Ko also said he had the full support of Wie, a former prosecutor and attorney.

"He said, once I started the process (of signing Kang), I should try to finish it, or I shouldn't even bother with it," Ko said.

Kang first played for the Heroes franchise from 2006 to 2014. He was then posted for major league clubs, and the Pittsburgh Pirates signed him to a four-year deal. He showed some early promise as a big leaguer, hitting 15 homers in 2015 to finish third in the National League Rookie of the Year voting. In 2016, Kang launched 21 dingers and put up a .513 slugging percentage in 103 games.

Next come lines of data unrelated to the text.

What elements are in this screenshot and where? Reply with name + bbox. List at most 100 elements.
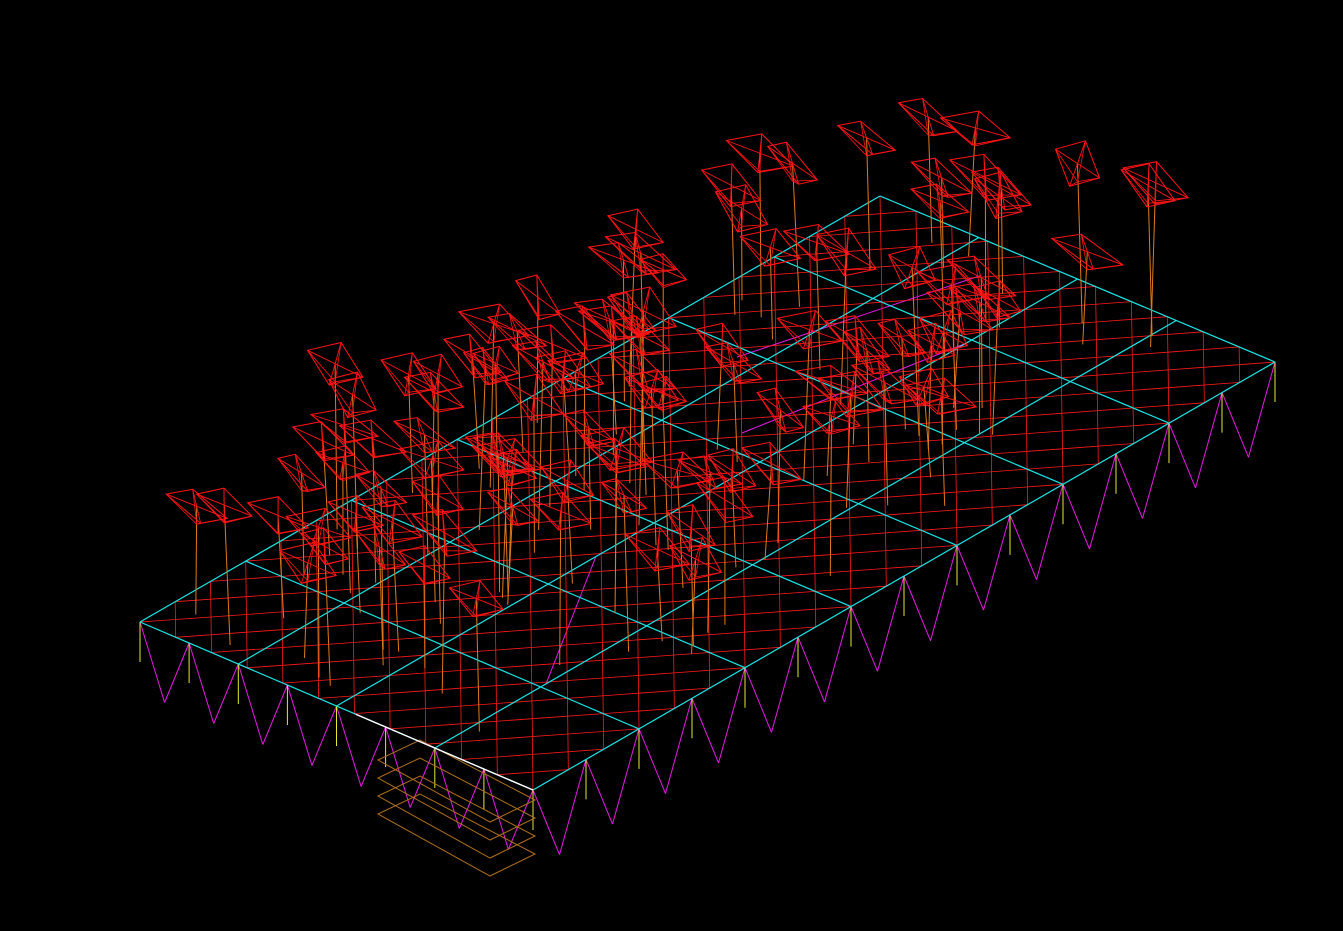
roof-grid-diagonal (210, 616, 212, 653)
roof-grid-diagonal (916, 281, 919, 318)
canopy-rib (342, 472, 370, 481)
roof-grid-diagonal (991, 489, 993, 526)
wireframe-model[interactable] (0, 0, 1343, 931)
roof-grid-diagonal (494, 561, 496, 597)
roof-grid-diagonal (598, 429, 601, 465)
canopy-rib (663, 279, 687, 289)
bracing-member (1089, 453, 1117, 550)
roof-grid-diagonal (1025, 362, 1027, 399)
roof-grid-diagonal (813, 520, 816, 556)
roof-grid-diagonal (316, 591, 319, 628)
roof-grid-diagonal (315, 520, 318, 557)
bracing-member (385, 726, 411, 808)
bracing-member (164, 642, 190, 703)
roof-grid-diagonal (1132, 372, 1134, 409)
roof-grid-diagonal (600, 500, 602, 536)
roof-grid-diagonal (846, 322, 848, 359)
canopy-rib (1120, 169, 1149, 204)
roof-grid-diagonal (1167, 352, 1169, 388)
canopy-post (223, 505, 231, 646)
roof-grid-diagonal (386, 479, 388, 516)
roof-grid-diagonal (849, 499, 851, 536)
cad-viewport[interactable] (0, 0, 1343, 931)
roof-grid-diagonal (1097, 428, 1099, 464)
bracing-member (286, 684, 313, 766)
bracing-member (585, 759, 613, 825)
canopy-post (662, 392, 669, 550)
primary-beam-longitudinal (434, 319, 1177, 749)
roof-grid-diagonal (386, 515, 389, 552)
roof-grid-diagonal (1096, 392, 1099, 429)
canopy-rib (996, 316, 999, 318)
canopy-rib (759, 165, 794, 172)
roof-grid-diagonal (495, 632, 497, 668)
canopy-rib (940, 117, 976, 147)
canopy-rib (780, 427, 804, 429)
canopy-rib (939, 211, 969, 219)
roof-grid-diagonal (424, 672, 426, 709)
roof-grid-diagonal (529, 540, 531, 577)
roof-grid-diagonal (316, 556, 318, 592)
roof-grid-diagonal (564, 520, 566, 557)
canopy-rib (616, 427, 625, 467)
canopy-rib (802, 406, 832, 435)
canopy-rib (726, 140, 761, 172)
canopy-rib (585, 443, 617, 474)
roof-grid-diagonal (1023, 256, 1025, 292)
bracing-member (638, 728, 666, 794)
roof-grid-diagonal (636, 550, 638, 587)
canopy-rib (443, 339, 473, 375)
bracing-member (360, 726, 387, 787)
canopy-rib (923, 396, 949, 406)
canopy-rib (588, 246, 624, 279)
canopy-post (623, 495, 630, 652)
canopy-rib (431, 469, 464, 478)
roof-grid-diagonal (669, 388, 671, 425)
roof-grid-diagonal (598, 393, 600, 430)
bracing-member (311, 705, 337, 766)
bracing-member (1036, 484, 1064, 580)
bracing-member (262, 684, 288, 745)
roof-grid-diagonal (956, 509, 958, 546)
bracing-member (850, 606, 878, 672)
roof-grid-diagonal (990, 418, 992, 455)
roof-grid-diagonal (668, 353, 671, 389)
canopy-rib (635, 242, 664, 248)
primary-beam-transverse (562, 378, 958, 546)
canopy-post (441, 532, 446, 694)
roof-grid-diagonal (352, 606, 354, 643)
canopy-rib (292, 426, 324, 460)
canopy-rib (323, 527, 326, 565)
canopy-rib (196, 522, 201, 525)
lower-frame-layer (376, 739, 537, 877)
bracing-member (559, 759, 587, 855)
roof-grid-diagonal (246, 632, 248, 668)
roof-grid-diagonal (849, 535, 851, 572)
roof-grid-diagonal (880, 231, 882, 267)
bracing-member (877, 575, 905, 672)
roof-grid-diagonal (848, 464, 850, 500)
canopy-rib (575, 352, 584, 391)
bracing-member (1248, 361, 1276, 458)
canopy-rib (960, 328, 994, 331)
roof-grid-diagonal (775, 327, 777, 364)
canopy-rib (411, 481, 439, 514)
canopy-post (816, 242, 821, 370)
roof-grid-diagonal (989, 347, 991, 384)
canopy-rib (739, 236, 771, 266)
canopy-post (1077, 163, 1083, 324)
roof-grid-diagonal (778, 540, 780, 577)
canopy-rib (398, 448, 432, 478)
roof-grid-diagonal (850, 570, 852, 607)
roof-grid-diagonal (916, 246, 918, 282)
canopy-rib (393, 421, 425, 454)
bracing-member (824, 606, 852, 703)
canopy-rib (670, 451, 684, 488)
bracing-member (507, 789, 534, 850)
canopy-post (566, 480, 573, 584)
bracing-member (691, 698, 719, 764)
canopy-rib (512, 477, 537, 486)
bracing-member (1168, 422, 1196, 489)
roof-grid-diagonal (1062, 448, 1064, 485)
canopy-rib (809, 310, 816, 348)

But his career got derailed in December 2016, when Kang drove his car into a guardrail in Seoul while under the influence of alcohol and then fled the scene. It later turned out to be his third DUI case, and he received a suspended jail term for that offense in 2017.

Unable to secure a U.S. work visa, Kang missed the entire 2017 season. The Pirates gave him a new one-year deal for 2018 but he was cut in August that year.

Kang attempted to return to the Heroes in 2020 but the KBO slapped him with a one-year ban for his past misconduct. Kang abandoned his comeback bid in the face of growing public criticism.

The clock on Kang's suspension will begin once he's formally registered as a KBO player, meaning he is ineligible this season.

Ko, a former player, said signing Kang despite his baggage was about giving the 34-year-old "one last opportunity" to finish his career on the field, instead of the baseball netherworld he'd inhabited the past three years.

"Before he will resume his career, he will have a chance to show fans that he regrets his mistakes," Ko said. "We also wanted to give him a chance to give back to communities and help the underprivileged."

It was only last year that the Heroes cut ties with an outfield prospect, Song Woo-hyun, for a DUI incident. Asked if the Heroes weren't contradicting themselves by signing Kang after three DUI arrests, Ko said enough time had passed for Kang to have paid for his misconduct.

"To baseball players, I don't think there is more severe penalty than being kept away from the field," Ko said. "Song's case happened last year, and Kang's (last DUI) happened in December 2016. He's been away from baseball for almost three years. And he will have one-year suspension to serve. I hope he will continue to show repentance during that time."

Ko also said he was confident Kang will not have a repeat of 2020, when he gave up on an attempted comeback.

"If we felt he'd give up this time, we wouldn't even have signed him," the general manager said.